DUBLIN: A businessman who is regarded as a kingpin in the cross-border fuel laundering trade has been arrested by Gardai after a major cigarettes seizure.
The cigarettes have a retail value of €4.3m and represent a potential loss to the Exchequer of €3.7m.
He is one of four men detained following the joint operation between the Garda and Revenue service, backed up by the Criminal Assets Bureau.
Two of the four are top targets for the Customs in their fight against illegal laundering and cigarette smuggling.
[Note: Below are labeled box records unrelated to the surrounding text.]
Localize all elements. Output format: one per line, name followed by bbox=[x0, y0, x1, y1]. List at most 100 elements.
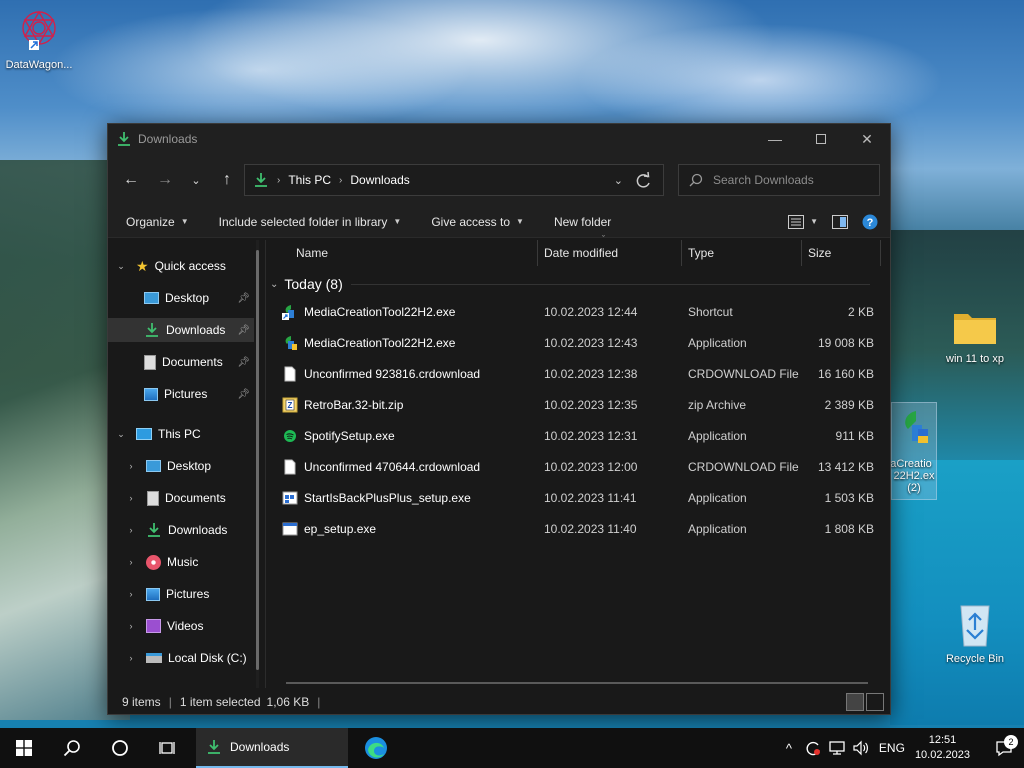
details-view-toggle[interactable] bbox=[846, 693, 864, 711]
include-label: Include selected folder in library bbox=[218, 214, 388, 229]
nav-pc-videos[interactable]: › Videos bbox=[108, 614, 254, 638]
back-button[interactable]: ← bbox=[116, 165, 146, 195]
search-input[interactable] bbox=[713, 173, 863, 187]
nav-this-pc[interactable]: ⌄ This PC bbox=[108, 422, 254, 446]
title-bar[interactable]: Downloads — ✕ bbox=[108, 124, 890, 154]
collapsed-chevron-icon[interactable]: › bbox=[124, 589, 138, 599]
expanded-chevron-icon[interactable]: ⌄ bbox=[114, 261, 128, 272]
include-in-library-menu[interactable]: Include selected folder in library ▼ bbox=[219, 215, 402, 229]
taskbar-app-edge[interactable] bbox=[352, 728, 400, 768]
address-history-chevron-icon[interactable]: ⌄ bbox=[614, 174, 623, 187]
file-row[interactable]: MediaCreationTool22H2.exe 10.02.2023 12:… bbox=[274, 329, 874, 357]
desktop-icon-recycle-bin[interactable]: Recycle Bin bbox=[937, 600, 1013, 665]
nav-qa-documents[interactable]: Documents 📌︎ bbox=[108, 350, 254, 374]
file-type: zip Archive bbox=[688, 398, 747, 412]
collapsed-chevron-icon[interactable]: › bbox=[124, 493, 138, 503]
cortana-button[interactable] bbox=[96, 728, 144, 768]
organize-menu[interactable]: Organize ▼ bbox=[126, 215, 189, 229]
search-box[interactable] bbox=[678, 164, 880, 196]
refresh-icon[interactable] bbox=[633, 171, 653, 191]
volume-icon[interactable] bbox=[849, 739, 873, 757]
clock[interactable]: 12:51 10.02.2023 bbox=[915, 733, 970, 763]
network-icon[interactable] bbox=[825, 739, 849, 757]
desktop-icon-datawagon[interactable]: DataWagon... bbox=[1, 6, 77, 71]
organize-label: Organize bbox=[126, 214, 175, 229]
column-header-type[interactable]: Type bbox=[680, 240, 800, 266]
nav-scrollbar[interactable] bbox=[256, 240, 259, 688]
arrow-right-icon: → bbox=[157, 171, 173, 188]
file-row[interactable]: MediaCreationTool22H2.exe 10.02.2023 12:… bbox=[274, 298, 874, 326]
nav-qa-pictures[interactable]: Pictures 📌︎ bbox=[108, 382, 254, 406]
close-icon: ✕ bbox=[861, 130, 873, 147]
nav-pc-music[interactable]: › Music bbox=[108, 550, 254, 574]
folder-icon bbox=[954, 314, 996, 344]
address-bar[interactable]: › This PC › Downloads ⌄ bbox=[244, 164, 664, 196]
file-type: CRDOWNLOAD File bbox=[688, 367, 799, 381]
file-name: ep_setup.exe bbox=[304, 522, 377, 536]
close-button[interactable]: ✕ bbox=[844, 124, 890, 154]
scrollbar-thumb[interactable] bbox=[256, 250, 259, 670]
help-icon[interactable]: ? bbox=[862, 214, 878, 230]
nav-pc-pictures[interactable]: › Pictures bbox=[108, 582, 254, 606]
file-row[interactable]: Z RetroBar.32-bit.zip 10.02.2023 12:35 z… bbox=[274, 391, 874, 419]
new-folder-button[interactable]: New folder bbox=[554, 215, 611, 229]
collapsed-chevron-icon[interactable]: › bbox=[124, 557, 138, 567]
action-center-button[interactable]: 2 bbox=[984, 735, 1024, 757]
give-access-menu[interactable]: Give access to ▼ bbox=[431, 215, 524, 229]
nav-qa-downloads[interactable]: Downloads 📌︎ bbox=[108, 318, 254, 342]
file-row[interactable]: SpotifySetup.exe 10.02.2023 12:31 Applic… bbox=[274, 422, 874, 450]
nav-label: Downloads bbox=[168, 523, 228, 537]
large-icons-view-toggle[interactable] bbox=[866, 693, 884, 711]
column-header-date[interactable]: Date modified ˇ bbox=[536, 234, 680, 266]
forward-button[interactable]: → bbox=[150, 165, 180, 195]
expanded-chevron-icon[interactable]: ⌄ bbox=[114, 429, 128, 440]
downloads-icon bbox=[148, 523, 160, 537]
svg-text:Z: Z bbox=[288, 401, 293, 410]
task-view-button[interactable] bbox=[144, 728, 192, 768]
recent-locations-button[interactable]: ⌄ bbox=[184, 165, 208, 195]
start-button[interactable] bbox=[0, 728, 48, 768]
collapsed-chevron-icon[interactable]: › bbox=[124, 653, 138, 663]
nav-pc-local-disk[interactable]: › Local Disk (C:) bbox=[108, 646, 254, 670]
column-header-size[interactable]: Size bbox=[800, 240, 880, 266]
desktop-icon-media-creation[interactable]: aCreatio 22H2.ex (2) bbox=[890, 402, 937, 500]
nav-qa-desktop[interactable]: Desktop 📌︎ bbox=[108, 286, 254, 310]
search-button[interactable] bbox=[48, 728, 96, 768]
file-row[interactable]: Unconfirmed 923816.crdownload 10.02.2023… bbox=[274, 360, 874, 388]
change-view-button[interactable]: ▼ bbox=[788, 214, 818, 229]
update-status-icon[interactable] bbox=[801, 739, 825, 757]
show-hidden-icons-button[interactable]: ^ bbox=[777, 741, 801, 756]
column-header-name[interactable]: Name bbox=[288, 240, 536, 266]
taskbar-app-downloads[interactable]: Downloads bbox=[196, 728, 348, 768]
desktop-icon bbox=[146, 460, 161, 472]
collapsed-chevron-icon[interactable]: › bbox=[124, 621, 138, 631]
column-divider[interactable] bbox=[880, 240, 881, 266]
desktop-icon-label-3: (2) bbox=[907, 482, 921, 494]
collapsed-chevron-icon[interactable]: › bbox=[124, 461, 138, 471]
nav-label: Desktop bbox=[167, 459, 212, 473]
nav-pc-documents[interactable]: › Documents bbox=[108, 486, 254, 510]
group-divider bbox=[350, 283, 870, 285]
horizontal-scrollbar[interactable] bbox=[286, 682, 868, 684]
input-language-indicator[interactable]: ENG bbox=[879, 741, 905, 755]
column-label: Date modified bbox=[544, 246, 619, 260]
nav-pc-downloads[interactable]: › Downloads bbox=[108, 518, 254, 542]
file-row[interactable]: ep_setup.exe 10.02.2023 11:40 Applicatio… bbox=[274, 515, 874, 543]
desktop-icon bbox=[144, 292, 159, 304]
group-header-today[interactable]: ⌄ Today (8) bbox=[270, 274, 880, 294]
preview-pane-icon[interactable] bbox=[832, 214, 848, 229]
file-explorer-window: Downloads — ✕ ← → ⌄ ↑ › This PC › Downlo… bbox=[107, 123, 891, 715]
collapsed-chevron-icon[interactable]: › bbox=[124, 525, 138, 535]
minimize-button[interactable]: — bbox=[752, 124, 798, 154]
desktop-icon-folder[interactable]: win 11 to xp bbox=[937, 308, 1013, 365]
file-row[interactable]: StartIsBackPlusPlus_setup.exe 10.02.2023… bbox=[274, 484, 874, 512]
give-access-label: Give access to bbox=[431, 214, 511, 229]
breadcrumb-downloads[interactable]: Downloads bbox=[350, 173, 409, 187]
file-row[interactable]: Unconfirmed 470644.crdownload 10.02.2023… bbox=[274, 453, 874, 481]
maximize-button[interactable] bbox=[798, 124, 844, 154]
nav-pc-desktop[interactable]: › Desktop bbox=[108, 454, 254, 478]
up-button[interactable]: ↑ bbox=[212, 165, 242, 195]
breadcrumb-this-pc[interactable]: This PC bbox=[288, 173, 331, 187]
desktop-icon-label: Recycle Bin bbox=[945, 653, 1005, 665]
nav-quick-access[interactable]: ⌄ ★ Quick access bbox=[108, 254, 254, 278]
The suspects were arrested by armed officers yesterday after Gardai and Customs intercepted a truck taking a shipment of nine million cigarettes from Dublin Port towards the border.
Detectives from the Organised Crime Unit stopped the truck and another vehicle at a service station on the M1 motorway, near Castlebellingham, Co Louth.
The seizure was the culmination of an intelligence-led operation led by Assistant Garda Commissioner Derek Byrne.
Officers monitored the truck as it left the port with the shipment before arresting the four on suspicion of evading excise duties under the Finance Act.
Gardai carried out nine follow-up searches in private residences and business premises in Louth and Dublin and seized tractors and other agricultural equipment, worth about €90,000.
Those vehicles were understood to have been stolen by a cross-Border gang, who specialised in transporting the vehicles to the UK and mainland Europe for shipping to the African continent.
One member of that gang, from Co Monaghan, was extradited to Belgium where he was sentenced to four years’ imprisonment.
An operation, codenamed Segund, which spanned 11 jurisdictions and involved the Garda’s stolen vehicles unit, led to the recovery of €7m of stolen machinery and resulted in a 50pc drop here in the number of reported tractor thefts in 2011.
The fuel laundering kingpin is alleged to be at the top of a criminal pyramid, which has links to republican groups.